Originating from North India is a renowned traditional dance form known as “Bhangra”. This dance form essentially performed during the “harvest season” has been developed in the Majha region located in Punjab. In addition, since the state of Punjab was partitioned soon after India acquired independence from the British Raj in 1947, this dance form is also extremely popular in Pakistan. In fact, this vibrant dance form is said to have taken shape in Sialkot (now situated in Pakistan). Furthermore, it is also said that this dance form is closely linked to a “Punjabi martial dance” known as “Bagga”.
a. History/origin of the Bhangra:
According to history the original version of this dance form was first established in the city of Sialkot. It is also said that it was post-independence when Punjab was eventually divided that this dance form was then carried to India namely to a city called Gurdaspur. Furthermore, it is the bhangra performed in this city (Gurdaspur) which has now been recognized as the “traditional form”. In addition, this dance form as of today is also extremely popular in Pakistan. It is also considered to be performed mainly during the “harvest festival” i.e. Vaishakhi. As of today due to large scale migration that the state of Punjab has witnessed, this dance form has not only spread to countries such as USA and United Kingdom (via the expatriate community) but, has also evolved into form that is commonly referred to as “Modern Bhangra”.
b. Costumes used in the Bhangra:
This dance form can be performed by men and women alike, and hence the costume used varies accordingly. Therefore the dress code followed in this dance form by a performer is as follows:
1. For males:
The costume includes a Pag i.e. turban, a kurta i.e. a silk shirt comprising of four buttons, tehmat i.e. a loincloth tied around the waist, chagi i.e. a waistcoat, and Rumal i.e. scarves tied around the fingers.
2. For females:
The attire includes a traditional Punjabi female dress suit known as salwar kameez that includes a colourful shirt and long baggy pant and chunnis i.e. a colourful cloth usually wrapped around the neck.
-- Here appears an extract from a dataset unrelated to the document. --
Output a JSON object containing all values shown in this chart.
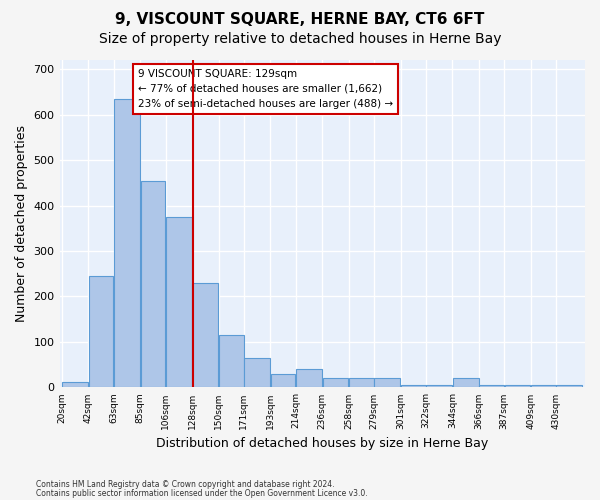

c. Music used in the Bhangra:
The music created for the Bhangra possesses an extremely lively rhythm, and is based on a fast “eight beat taal” known as Kahaerava. In addition, the bhangra music is created using traditional Indian instruments that include Ekta, Sarangi, Chimpta, Dhol, Daffali, Dholak, and Dhad. Furthermore, the lively music used for this dance form is backed up by lyrics of Punjabi folk songs referred to as “Dhola”. The original lyrics and the English version are as follows:
ਕੰਨਾ ਨੂੰ ਬੁੰਦੇ ਸਿਰ ਛੱਤੇ ਨੇ ਕਾਲੇ
ਦਹੀ ਦੇ ਧੋਤੇ ਮੇਰੇ ਮੱਖਣਾ ਦੇ ਪਾਲੇ
ਰੱਲ ਮਿਟੀ ਵਿੱਚ ਗਏ ਨੇ
ਸੱਜਣ ਕੌਲ ਨਹੀ ਪਾਲੇ
ਤੇਰੇ ਬਾਝੋਂ ਵੇ ਢੋਲਿਆ
ਸਾਨੂੰ ਕੌਣ ਸੰਭਾਲੇ
The English version:
kana noo bunde sir chhate kale
dahi de dhote mere makhna de pale
ral mitti vich gaye ne
sajan kol nahi pale
tere bajo ve dholeya
sanu kaun sambhalay
d. Training availability and dance technique used in the Bhangra
As for the technique, this dance form essentially involves a group of dancers moving rhythmically in a circle to the beat of the Punjabi folk song. Over the years due to high migration that Punjab experienced the traditional bhangra as slowly evolved into a rather modern form. This modern version of bhangra basically entails western influences not only in the dance movements but also in the music used. In terms of training, there are a number of institutes/schools that are available throughout the country that teach the basics of this extremely exciting and popular dance form.